O’Hara (Megan Fox) is the captain of a highly-skilled group of mercenary soldiers. Their current mission is to try and rescue a young girl who has been captured and trafficked. After sneaking around the enemy site, O’Hara and her team not only find the girl they were hired to rescue, but they also discover another two kidnapped girls. After a debate, O’Hara advises that the mission has changed and they will now try to escort all three girls instead of just one. But while leaving the site, the team get discovered. Now on the run, the team call for a helicopter so they can escape, but things don’t go to plan. With dead teammates, the remaining team members are stranded and await rescue.
Putting distance between themselves and the enemy, they find a new location which will give them some shelter and possibly some food. But little does O’Hara and her team know that wild animals inhabit the place they have decided to rest at. These animals have killed all the poachers who had captured them and are now roaming free. Now the team of professionals must try to arrange a new extraction as well as survive the night while being hunted by wild animals.
Visually I found this film to be somewhat enjoyable. The locations which have been used in the movie along with set designs and even costuming are also pleasing. The film’s opening is positive for the most part as the film gets right into the plot and introduces the team of heroes, allowing us to witness them in action. The film also introduces a few moments of cheesy humour from certain characters. This was also acceptable and expected.

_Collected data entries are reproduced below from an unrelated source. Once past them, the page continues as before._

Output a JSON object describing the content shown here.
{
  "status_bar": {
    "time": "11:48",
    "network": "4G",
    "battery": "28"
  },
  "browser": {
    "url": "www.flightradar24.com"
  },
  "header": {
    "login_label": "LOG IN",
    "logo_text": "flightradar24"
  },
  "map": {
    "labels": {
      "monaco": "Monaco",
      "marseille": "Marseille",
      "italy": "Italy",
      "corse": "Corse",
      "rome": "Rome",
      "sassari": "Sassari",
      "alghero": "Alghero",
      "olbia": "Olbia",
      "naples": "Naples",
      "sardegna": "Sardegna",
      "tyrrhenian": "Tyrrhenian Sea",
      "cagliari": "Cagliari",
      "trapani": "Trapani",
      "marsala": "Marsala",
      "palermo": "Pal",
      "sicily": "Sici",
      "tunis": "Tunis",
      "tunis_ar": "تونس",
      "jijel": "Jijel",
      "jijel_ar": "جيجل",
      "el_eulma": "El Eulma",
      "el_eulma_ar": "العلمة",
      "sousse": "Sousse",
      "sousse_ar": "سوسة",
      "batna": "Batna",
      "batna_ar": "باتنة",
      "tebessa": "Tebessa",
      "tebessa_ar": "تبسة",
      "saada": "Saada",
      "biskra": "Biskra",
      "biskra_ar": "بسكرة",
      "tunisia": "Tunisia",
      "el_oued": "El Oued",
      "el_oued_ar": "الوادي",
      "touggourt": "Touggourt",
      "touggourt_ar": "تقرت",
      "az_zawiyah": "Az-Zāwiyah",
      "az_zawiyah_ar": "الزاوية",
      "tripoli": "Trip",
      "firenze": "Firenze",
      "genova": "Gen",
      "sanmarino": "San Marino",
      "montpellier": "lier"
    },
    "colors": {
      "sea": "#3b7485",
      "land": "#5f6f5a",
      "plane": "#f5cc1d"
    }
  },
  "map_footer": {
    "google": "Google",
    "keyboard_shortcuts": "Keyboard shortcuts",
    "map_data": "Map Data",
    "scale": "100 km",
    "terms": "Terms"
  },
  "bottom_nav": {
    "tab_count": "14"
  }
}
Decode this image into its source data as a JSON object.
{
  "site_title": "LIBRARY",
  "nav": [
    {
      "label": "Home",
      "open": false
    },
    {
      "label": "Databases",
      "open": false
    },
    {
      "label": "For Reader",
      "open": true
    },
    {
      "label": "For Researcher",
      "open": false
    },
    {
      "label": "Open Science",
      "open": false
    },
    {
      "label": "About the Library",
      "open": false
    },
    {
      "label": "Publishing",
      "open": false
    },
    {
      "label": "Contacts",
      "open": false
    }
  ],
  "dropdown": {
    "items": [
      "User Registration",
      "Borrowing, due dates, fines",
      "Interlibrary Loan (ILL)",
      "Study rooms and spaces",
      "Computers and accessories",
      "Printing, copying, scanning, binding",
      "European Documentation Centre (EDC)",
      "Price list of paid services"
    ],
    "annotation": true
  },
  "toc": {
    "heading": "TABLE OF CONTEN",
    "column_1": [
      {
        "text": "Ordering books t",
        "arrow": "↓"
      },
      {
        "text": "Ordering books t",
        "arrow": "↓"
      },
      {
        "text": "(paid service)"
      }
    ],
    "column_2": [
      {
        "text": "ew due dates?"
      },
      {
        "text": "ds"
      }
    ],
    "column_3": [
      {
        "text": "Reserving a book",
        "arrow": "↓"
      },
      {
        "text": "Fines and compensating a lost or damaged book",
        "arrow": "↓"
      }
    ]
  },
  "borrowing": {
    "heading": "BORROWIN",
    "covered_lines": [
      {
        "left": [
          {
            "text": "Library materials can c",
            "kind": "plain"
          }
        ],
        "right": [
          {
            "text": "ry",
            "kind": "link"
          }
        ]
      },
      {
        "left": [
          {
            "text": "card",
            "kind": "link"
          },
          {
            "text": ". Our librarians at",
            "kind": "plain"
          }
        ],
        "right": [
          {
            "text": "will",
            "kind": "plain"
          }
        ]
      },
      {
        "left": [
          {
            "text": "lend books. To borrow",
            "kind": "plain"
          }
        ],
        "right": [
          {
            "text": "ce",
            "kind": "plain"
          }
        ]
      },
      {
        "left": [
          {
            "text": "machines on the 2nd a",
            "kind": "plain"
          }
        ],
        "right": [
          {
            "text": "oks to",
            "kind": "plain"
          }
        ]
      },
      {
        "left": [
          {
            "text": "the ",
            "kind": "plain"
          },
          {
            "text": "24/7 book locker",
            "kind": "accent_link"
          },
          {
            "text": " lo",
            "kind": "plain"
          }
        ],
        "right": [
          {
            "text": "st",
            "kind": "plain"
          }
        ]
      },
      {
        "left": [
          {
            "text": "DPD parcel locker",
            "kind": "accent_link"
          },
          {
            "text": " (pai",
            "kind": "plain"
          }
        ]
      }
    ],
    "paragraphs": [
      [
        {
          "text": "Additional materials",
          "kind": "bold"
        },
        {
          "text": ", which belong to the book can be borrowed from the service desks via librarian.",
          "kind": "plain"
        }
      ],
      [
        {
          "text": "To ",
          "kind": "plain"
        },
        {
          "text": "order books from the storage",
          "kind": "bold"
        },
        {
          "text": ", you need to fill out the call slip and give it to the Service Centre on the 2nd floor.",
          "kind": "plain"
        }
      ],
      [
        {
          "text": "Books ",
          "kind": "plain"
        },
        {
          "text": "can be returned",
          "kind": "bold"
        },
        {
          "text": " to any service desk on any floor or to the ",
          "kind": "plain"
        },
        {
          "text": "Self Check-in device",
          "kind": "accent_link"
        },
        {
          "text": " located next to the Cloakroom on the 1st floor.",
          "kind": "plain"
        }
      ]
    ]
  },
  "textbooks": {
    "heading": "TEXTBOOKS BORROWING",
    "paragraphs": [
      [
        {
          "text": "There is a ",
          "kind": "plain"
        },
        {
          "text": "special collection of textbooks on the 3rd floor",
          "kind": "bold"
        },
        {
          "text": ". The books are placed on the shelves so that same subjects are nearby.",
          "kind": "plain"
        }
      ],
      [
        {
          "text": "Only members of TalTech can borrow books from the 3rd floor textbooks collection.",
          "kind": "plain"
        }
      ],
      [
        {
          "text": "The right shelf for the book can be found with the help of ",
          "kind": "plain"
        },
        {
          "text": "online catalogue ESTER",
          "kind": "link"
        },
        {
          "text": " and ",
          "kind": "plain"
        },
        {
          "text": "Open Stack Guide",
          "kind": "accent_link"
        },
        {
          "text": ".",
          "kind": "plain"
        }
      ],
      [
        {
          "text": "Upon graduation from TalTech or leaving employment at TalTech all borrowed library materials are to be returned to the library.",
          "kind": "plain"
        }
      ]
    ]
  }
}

As for issues with the film, while I enjoyed seeing actress Megan Fox take on a new role which is quite different from her previous work, the character is not overly convincing. As a leader of the mercenaries, she is simply hard to accept. The actress has lots of dialogue which comes out quite bland and uninteresting, even when people around her are dying. This character also makes choices in the film which make her unlikeable. Along with these other issues, watching O’Hara consistently yell out foul language felt unnecessary and forced. While I might be disappointed with the leading character; I do think that Megan Fox is generally trying to make this character work on screen.
While the visuals are favourable for the most part, some effects relating to CGI don’t quite hold up. This includes CGI lions. The heavy use of CGI weakens any tension the film created, and yet I understand this has been done due to the film’s budget. At multiple times characters have predictable deaths which are dragged out in an attempt to create suspense. These dragged out moments never deliver the tension they are going for. The runtime here certainly overstays its welcome and feels rather noticeable halfway through the film.
Overall, this film certainly provides a level of brainless entertainment. Having actress Megan Fox lead a group of soldiers to take on a group of bad guys and wild animals will be enough for many. While I feel Megan Fox is undoubtedly trying, her character is a significant weakness here. CGI has a big part to play which cheapens the film and also takes away possible tension. Rogue is filled with predictable moments, and the runtime certainly overstays its welcome. Still, for many movie lovers, Rogue is the perfect film that doesn’t require any brainpower.